Private sector activity edged higher in September

A key gauge of activity in Uganda’s private sector edged up in September after slowing in August, as agriculture swung to expansion after contracting in August, meaning all five sectors covered by the survey improved, according to analytics group S&P Global.

The Stanbic Bank Uganda purchasing managers’ index rose to 52.9 in September from 51.6 in August, marking the eleventh consecutive month of expansion. A reading above 50 indicates expansion in activity, while a reading below 50 indicates contraction.

Output and new orders rose for the fourteenth consecutive month, which the survey attributed to “resilient customer demand and effective marketing strategies”. This led to an increase in employment and purchasing activity.

“Private sector hiring increased for the sixth month, with firms hiring more staff to handle rising orders and purchasing activity, as well as to clear backlogs,” said Christopher Legilisho, an economist at Stanbic Bank.

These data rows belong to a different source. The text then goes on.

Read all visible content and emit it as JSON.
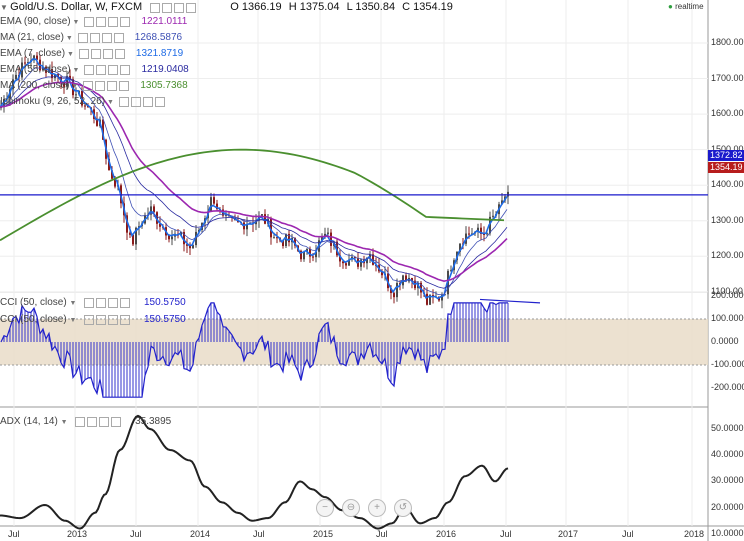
{
  "header": {
    "symbol": "Gold/U.S. Dollar, W, FXCM",
    "ohlc": {
      "o": "O 1366.19",
      "h": "H 1375.04",
      "l": "L 1350.84",
      "c": "C 1354.19"
    },
    "realtime": "realtime"
  },
  "indicators": [
    {
      "label": "EMA (90, close)",
      "value": "1221.0111",
      "color": "#9c27b0"
    },
    {
      "label": "MA (21, close)",
      "value": "1268.5876",
      "color": "#3f51b5"
    },
    {
      "label": "EMA (7, close)",
      "value": "1321.8719",
      "color": "#1e6be6"
    },
    {
      "label": "EMA (55, close)",
      "value": "1219.0408",
      "color": "#2a2aa0"
    },
    {
      "label": "MA (200, close)",
      "value": "1305.7368",
      "color": "#4a8f2f"
    },
    {
      "label": "Ichimoku (9, 26, 52, 26)",
      "value": "",
      "color": "#999999"
    }
  ],
  "cci": [
    {
      "label": "CCI (50, close)",
      "value": "150.5750",
      "color": "#2222cc"
    },
    {
      "label": "CCI (50, close)",
      "value": "150.5750",
      "color": "#2222cc"
    }
  ],
  "adx": {
    "label": "ADX (14, 14)",
    "value": "35.3895",
    "color": "#222222"
  },
  "price_axis": [
    "1800.00",
    "1700.00",
    "1600.00",
    "1500.00",
    "1400.00",
    "1300.00",
    "1200.00",
    "1100.00"
  ],
  "price_tags": {
    "line": "1372.82",
    "last": "1354.19",
    "line_color": "#1a1acc",
    "last_color": "#b71c1c"
  },
  "cci_axis": [
    "200.0000",
    "100.0000",
    "0.0000",
    "-100.0000",
    "-200.0000"
  ],
  "adx_axis": [
    "50.0000",
    "40.0000",
    "30.0000",
    "20.0000",
    "10.0000"
  ],
  "time_axis": [
    "Jul",
    "2013",
    "Jul",
    "2014",
    "Jul",
    "2015",
    "Jul",
    "2016",
    "Jul",
    "2017",
    "Jul",
    "2018"
  ],
  "zoom_controls": [
    "minus",
    "zoom-out",
    "plus",
    "restore"
  ],
  "colors": {
    "up_candle": "#4a4a4a",
    "down_candle": "#8b1a1a",
    "hline": "#1a1acc",
    "cci_band": "#e9dcc8"
  }
}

Input costs continued to rise, with purchasing managers reporting higher labour costs and prices for construction materials, fuel and utilities. However, firms capitalised on the robust demand climate to pass on costs to customers, resulting in higher selling prices for the sixth consecutive month.

“However, some firms in agriculture reduced charges as good weather increased food availability countrywide,” Mr Legilisho said.